Yann Potin, Daniel Odon-Hurel et Serge Bonnery

Selon quelles mesures le monde monastique a t-il inventé un art moderne de lire, dont l’écho se situe au cœur de nos actes de lecture ? Le long Moyen Âge de la lecture est donc cet « entretemps », à la fois contemporain et périmé, exploré par Patrick Boucheron : car la lectio monastique, puis scolastique, se situe tout à la fois à l’amont et à l’aval des « arts libéraux » de l’époque médiévale, formes dérivées et entremêlées de la « science » des langues (trivium) et de celle des nombres (quadrivium). Propédeutique manuelle et matérielle à l’acquisition intellectuelle du savoir en premier abord, la lectio, en particulier divina, constitue aussi, en écho et en parallèle à l’étude talmudique, le sommet de la sagesse et de l’interprétation, permettant de révéler et d’actualiser les quatre sens de l’Écriture, selon une transposition plus ou moins forcée du Pardès de l’exégèse rabbinique. Plus encore sans doute, l’invention médiévale et renaissante de la lecture silencieuse s’impose à nous et engage de prendre en charge l’ombre portée de la pratique monastique et scolastique des arts de lire. Au-delà de ses effets sur la vocalisation graphiques des lettres, sur l’espacement des mots et plus encore sur la genèse de la composition moderne des textes édités, cette lecture ruminée en silence forme le creuset de l’intériorisation des livres, ferment d’une individuation sociale spécifique, par le biais de la culture écrite.
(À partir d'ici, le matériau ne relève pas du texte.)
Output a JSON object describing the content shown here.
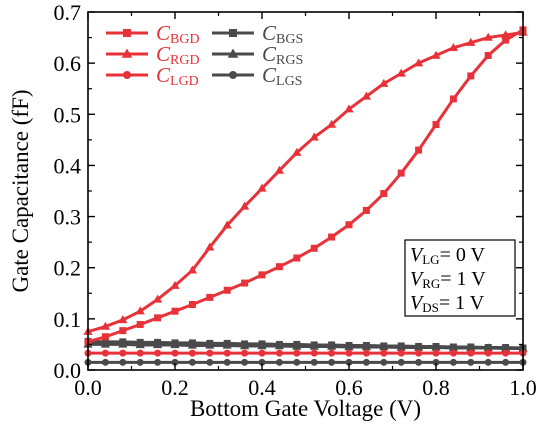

A rebours d’une histoire architecturale et institutionnelle éclatée de l’abbaye, Daniel-Odon Hurel nous a permis d’initier ce parcours archéologique désiré de la lecture monastique. Il est impératif en effet de commencer par l’examen du dernier avatar de la culture monastique à Lagrasse, au cours des XVIIe et XVIIIe siècles, et au terme du « long Moyen Âge » cher à Jacques Le Goff. En nous donnant à voir et à comprendre le moment d’intégration de l’abbaye à la congrégation de Saint-Maur après 1663, Daniel-Odon Hurel a éclairé les ressorts sociaux et économiques d’une démographie monastique malthusienne et exigeante (jamais plus de vingt moines), en décalage complet avec les représentations mystiques d’une religiosité collective massive quoiqu’en partie fondée sur un recrutement en grande partie local. Bernard de Montfaucon, érudit inventeur de l’archéologie monumentale, né à Soulatgé, n’étudia-t-il pas, huit ans durant, le grec à Lagrasse, entre 1678 et 1686 ? La congrégation fonctionnant comme un réseau de centres d’études et d’enseignement à dimension nationale – car gallicane – l’abbaye fut tour à tour lieu privilégié pour l’enseignement de la rhétorique, de la grammaire ou du grec, selon une logique de spécialisation giratoire. Conformément à ces cycles d’études intermittents, la bibliothèque de l’abbaye, étudiée par Bénédicte Bousquet dans une thèse récemment publiée, n’est en réalité qu’une fondation tardive : par ses quelques 2000 titres (équivalent à 4000 volumes), connus par un inventaire de 1792[1], elle forme la projection précipitée de lectures sédimentées sur un siècle et demi. Des livres, transportés à l’issue de ce transfert de propriété, subsistent en nombre au sein de la bibliothèque municipale de Carcassonne, à peu de distance des Archives départementales qui conservent le chartrier de l’abbaye, édité par Claudine Pailhès pour les actes antérieures à 1279. Voilà de quoi donc trouver matière à penser dans la durée d’une collaboration départementale les arts de lire… Et en effet, au n°203 du catalogue révolutionnaire de la bibliothèque de Lagrasse, se trouvent encore les œuvres complètes d’Hugues de Saint-Victor…et son De arte legendi.

[1] Archives nationales, F17 1169 (dossier 4), Inventaire de la bibliothèque de l’abbaye de Lagrasse, 5 mars 1792.